Bertholf will be operating in support of United States Indo-Pacific Command, which oversees military operations in the region. As part of its planned operations, the cutter will engage in professional exchanges and capacity building with partner nations.

“Security abroad equals security at home,” said Fagan. “Enhancing our partners’ capabilities is a force multiplier in combating transnational criminal and terrorist organizations and deterring our adversaries.”

As both a federal law enforcement agency and an armed force, the Coast Guard is uniquely positioned to conduct defense operations in support of Combatant Commanders on all seven continents. The service routinely provides forces in joint military operations worldwide, including the deployment of cutters, boats, aircraft and deployable specialized forces.

“I’m excited to see Bertholf sail today to the Indo-Pacific region of operations,” said Fagan, who described the cutter as one of the most capable in the Coast Guard fleet.

“They will be serving alongside other DoD military forces, particularly the U.S. Navy, and I know they will contribute key capabilities to that mission set. This crew has worked incredibly hard to get ready for today’s sailing, and I can’t think of a better ship and crew to be sending to the Indo-Pacific.”

Commissioned in 2008, Bertholf is the first of the Coast Guard’s legend class national security cutters. These advanced ships are 418-feet long, 54-feet wide, and have a 4,600 long-ton displacement. They have a top speed in excess of 28 knots, a range of 12,000 nautical miles, endurance of up to 90 days and can hold a crew of up to 170.

The cutter is named for Coast Guard legend Ellsworth P. Bertholf, who served as captain of the Revenue Cutter Bear during the famous Overland Relief Expedition, earning the Congressional Gold Medal. As the Coast Guard’s fourth commandant, Bertholf oversaw the transfer of the Coast Guard into the Department of the Navy during World War I and advocated for the successful postwar reconstitution of the service.

National security cutters feature advanced command and control capabilities, aviation support facilities, stern cutter boat launch and increased endurance for long-range patrols to disrupt threats to national security further offshore.

The Coast Guard is scheduled to commission its seventh national security cutter, the Coast Guard Cutter Kimball, in 2019. Kimball, along with the Midgett, which is currently under construction, will be homeported in Honolulu and will enhance the Coast Guard’s presence throughout the Indo-Pacific.

“The U.S. Coast Guard’s unique authorities, capabilities, and missions make us the maritime safety and security partner of choice for sea-going countries around the world,” said Capt.
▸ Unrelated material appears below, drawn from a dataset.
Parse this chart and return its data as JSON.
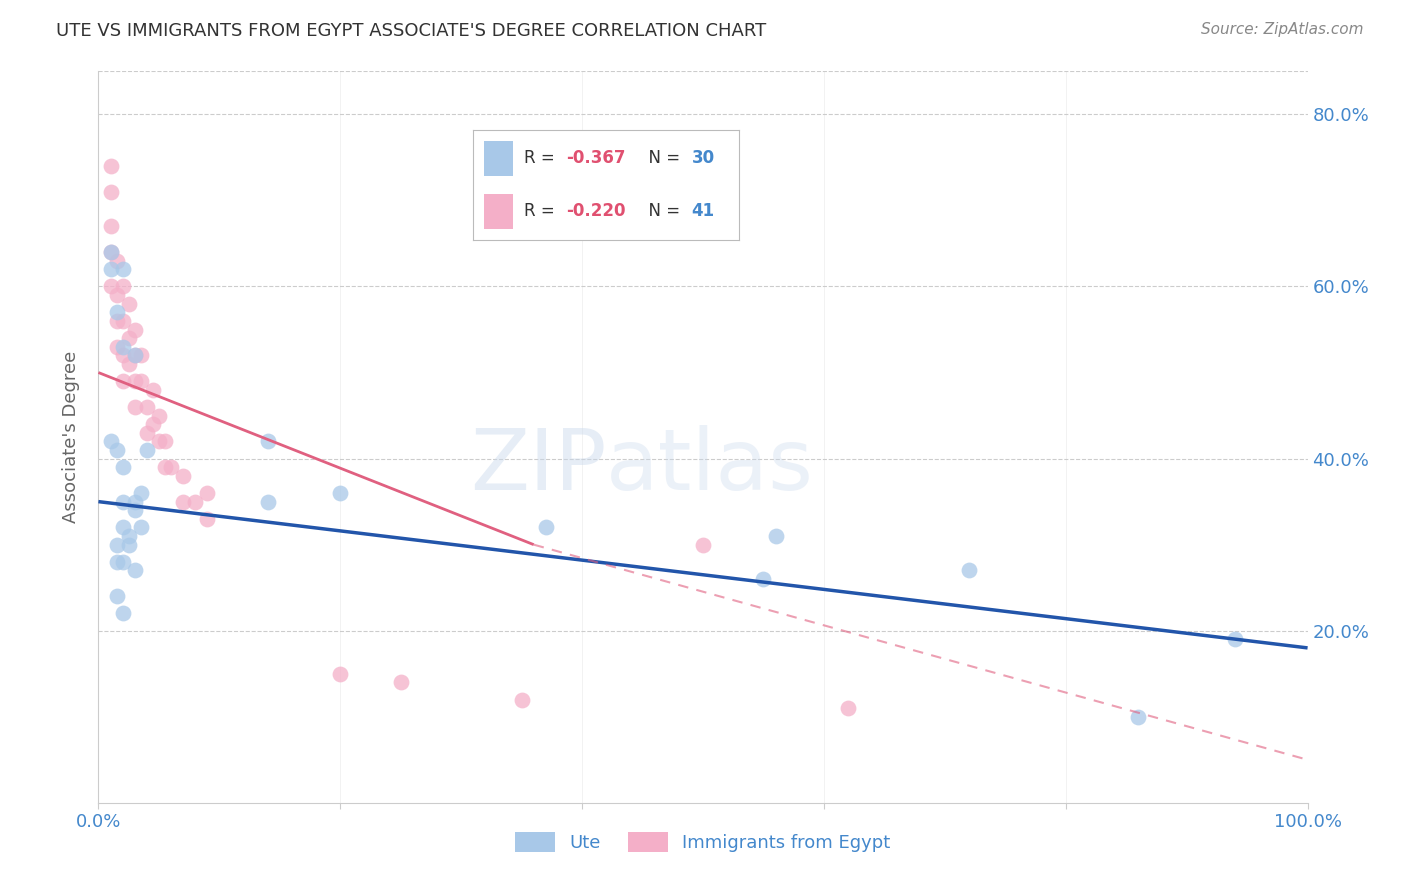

John Driscoll, Bertholf’s commanding officer. “Our increased presence throughout the Indo-Pacific will enhance regional stability and improve maritime governance and security.”

In an address to the families and crew before the cutter set sail, Driscoll emphasized how critical family support is to crew wellbeing and readiness.
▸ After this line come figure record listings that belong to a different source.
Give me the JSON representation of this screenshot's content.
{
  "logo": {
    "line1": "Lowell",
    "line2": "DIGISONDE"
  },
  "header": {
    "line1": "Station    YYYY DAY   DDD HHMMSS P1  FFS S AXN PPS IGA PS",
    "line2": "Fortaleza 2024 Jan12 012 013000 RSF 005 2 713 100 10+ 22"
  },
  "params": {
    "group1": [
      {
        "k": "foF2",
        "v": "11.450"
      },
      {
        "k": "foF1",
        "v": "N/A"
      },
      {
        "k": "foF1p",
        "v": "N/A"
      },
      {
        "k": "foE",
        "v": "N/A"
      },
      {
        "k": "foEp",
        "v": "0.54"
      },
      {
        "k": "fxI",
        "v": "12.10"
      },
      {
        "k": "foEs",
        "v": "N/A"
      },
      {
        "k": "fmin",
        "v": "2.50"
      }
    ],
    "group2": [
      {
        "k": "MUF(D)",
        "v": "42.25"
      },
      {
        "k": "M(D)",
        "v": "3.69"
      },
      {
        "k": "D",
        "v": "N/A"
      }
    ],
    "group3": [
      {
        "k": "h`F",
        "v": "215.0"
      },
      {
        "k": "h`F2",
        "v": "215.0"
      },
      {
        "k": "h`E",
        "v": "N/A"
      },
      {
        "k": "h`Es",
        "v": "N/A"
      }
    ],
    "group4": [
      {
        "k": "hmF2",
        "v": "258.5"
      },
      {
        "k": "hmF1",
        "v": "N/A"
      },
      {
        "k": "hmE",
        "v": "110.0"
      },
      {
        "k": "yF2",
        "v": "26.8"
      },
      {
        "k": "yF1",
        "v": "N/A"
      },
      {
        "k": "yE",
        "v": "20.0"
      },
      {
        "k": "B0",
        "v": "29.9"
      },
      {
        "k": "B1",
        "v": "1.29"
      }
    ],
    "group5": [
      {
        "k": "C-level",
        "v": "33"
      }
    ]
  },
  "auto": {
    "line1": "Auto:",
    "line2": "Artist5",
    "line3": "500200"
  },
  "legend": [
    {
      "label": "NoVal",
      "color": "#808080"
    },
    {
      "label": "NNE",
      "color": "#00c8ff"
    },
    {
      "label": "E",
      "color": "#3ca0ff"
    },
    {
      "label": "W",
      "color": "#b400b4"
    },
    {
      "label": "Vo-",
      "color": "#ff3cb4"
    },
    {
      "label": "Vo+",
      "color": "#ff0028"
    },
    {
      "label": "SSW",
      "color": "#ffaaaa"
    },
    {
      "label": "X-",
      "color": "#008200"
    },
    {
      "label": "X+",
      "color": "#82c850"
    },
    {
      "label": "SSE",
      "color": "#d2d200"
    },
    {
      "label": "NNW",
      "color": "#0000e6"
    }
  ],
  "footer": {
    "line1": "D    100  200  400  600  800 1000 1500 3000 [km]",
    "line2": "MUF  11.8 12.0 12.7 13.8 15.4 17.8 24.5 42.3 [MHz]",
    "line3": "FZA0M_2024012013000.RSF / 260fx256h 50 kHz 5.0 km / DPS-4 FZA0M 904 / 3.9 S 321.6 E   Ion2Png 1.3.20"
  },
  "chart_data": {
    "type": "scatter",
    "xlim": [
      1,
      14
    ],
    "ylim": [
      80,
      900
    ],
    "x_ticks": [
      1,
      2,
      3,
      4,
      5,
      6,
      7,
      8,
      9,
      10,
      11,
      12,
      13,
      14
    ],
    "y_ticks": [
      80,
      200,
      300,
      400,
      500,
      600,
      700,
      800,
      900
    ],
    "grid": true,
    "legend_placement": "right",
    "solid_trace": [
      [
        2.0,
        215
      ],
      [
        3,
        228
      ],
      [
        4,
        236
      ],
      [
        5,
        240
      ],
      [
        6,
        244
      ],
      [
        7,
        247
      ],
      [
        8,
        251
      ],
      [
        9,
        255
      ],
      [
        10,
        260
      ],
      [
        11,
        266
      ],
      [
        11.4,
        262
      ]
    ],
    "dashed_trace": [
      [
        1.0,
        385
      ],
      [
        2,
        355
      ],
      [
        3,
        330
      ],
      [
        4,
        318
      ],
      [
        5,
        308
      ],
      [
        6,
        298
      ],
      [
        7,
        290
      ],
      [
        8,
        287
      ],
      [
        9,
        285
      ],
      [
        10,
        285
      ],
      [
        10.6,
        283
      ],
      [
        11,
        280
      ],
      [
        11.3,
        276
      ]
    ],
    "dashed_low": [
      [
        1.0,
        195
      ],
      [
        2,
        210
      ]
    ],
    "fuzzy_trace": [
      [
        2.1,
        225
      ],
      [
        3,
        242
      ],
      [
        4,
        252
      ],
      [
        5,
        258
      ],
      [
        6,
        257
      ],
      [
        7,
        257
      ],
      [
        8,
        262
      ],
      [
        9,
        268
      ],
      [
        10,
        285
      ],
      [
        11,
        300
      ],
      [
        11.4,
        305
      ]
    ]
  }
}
“Support from our families, wherever they live, is vital to ensuring we are ready to sail and answer the demands of our nation,” Driscoll said. “We must ensure our families are ready to weather the storm at home. We operate in a dangerous and high-consequence environment, and your ability to focus on mission can become easily compromised if you are worried about family.”

Fagan acknowledged the current lapse in appropriations and government shutdown has added stress and feelings of uncertainty to the typical emotions that surround a cutter departure.

“I know it is hard for these crews to be leaving behind their dependents and spouses – it’s a thousand times more so when everyone is wondering when our next paycheck will be, and how they can support the family they are leaving behind,” Fagan said.

“There has been an incredible outpouring of support for the families here in the Alameda area, but the tension and the anxiety for the crew is real,” said Fagan. “We are standing by to help support those families who are left behind the same way that we are going to support the crew as they sail for the Western Pacific.”